The terminology used herein is for the purpose of describing particular example embodiments only and is not intended to be limiting.
These and other features of the present application, as well as the operation and function of the related elements of structure and the combination of parts and economies of manufacture, may be significantly improved upon consideration of the following description. All of which form a part of this application, with reference to the accompanying drawings. It is to be expressly understood, however, that the drawings are for the purpose of illustration and description only and are not intended as a definition of the limits of the application.
These and other features of the present application, as well as the operation and function of the related elements of the structure, and the economic efficiency of assembly and manufacture, are significantly improved by the following description. All of which form a part of this application with reference to the accompanying drawings. It is to be expressly understood, however, that the drawings are for the purpose of illustration and description only and are not intended as a definition of the limits of the application. It should also be understood that the drawings are not drawn to scale.
The embodiment of the application provides a method for summarizing multi-level data. Fig. 1 shows an application scenario of a multi-level data summarization method provided in an embodiment of the present application.

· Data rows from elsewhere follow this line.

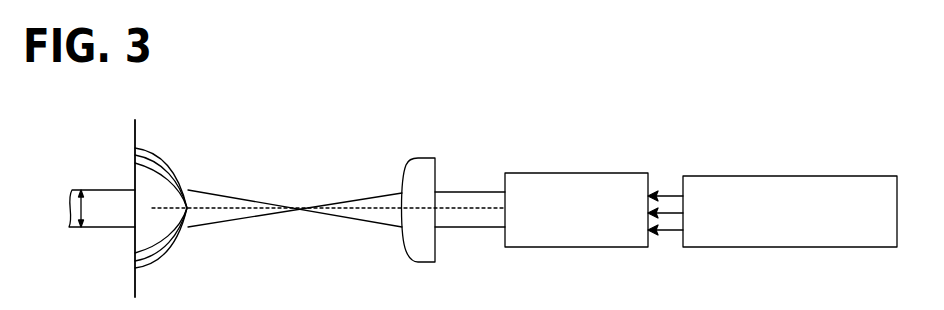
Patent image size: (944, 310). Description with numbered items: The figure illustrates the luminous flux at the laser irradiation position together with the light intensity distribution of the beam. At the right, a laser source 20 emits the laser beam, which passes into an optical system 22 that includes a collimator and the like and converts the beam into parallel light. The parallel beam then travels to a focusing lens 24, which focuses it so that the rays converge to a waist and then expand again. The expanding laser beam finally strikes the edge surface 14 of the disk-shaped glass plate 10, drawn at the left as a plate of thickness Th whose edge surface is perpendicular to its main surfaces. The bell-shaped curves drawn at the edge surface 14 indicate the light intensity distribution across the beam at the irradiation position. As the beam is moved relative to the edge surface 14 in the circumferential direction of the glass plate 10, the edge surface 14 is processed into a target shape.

The disk-shaped glass plate 10 is at (107, 228).
The edge surface 14 is at (134, 186).
The laser source 20 is at (787, 176).
The optical system 22 is at (576, 173).
The focusing lens 24 is at (421, 157).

Specifically, the application scenario may include the business system 600, the data management system 100, and the payment system 700.
Business system 600 is upstream of data management system 100. The service system 600 generates service data during the process of processing the service. For example, the business system 600 may be a clothing store merchant, and the business data may include order data generated by a buyer after purchasing clothing at the clothing store.
Business system 600 may store the business data in a distributed database. The service system 600 may split the service data into a plurality of different sub-tables based on the sub-database sub-table rule, and store the plurality of different sub-tables into different sub-databases, respectively. For example, the service system 600 may split the service data into 100 data sub-tables, and store the 100 data sub-tables into 100 data sub-databases, respectively.
In some embodiments, the sub-base and sub-table rules may include: the data sub-base and the data sub-table are located based on the buyer identification in the business data.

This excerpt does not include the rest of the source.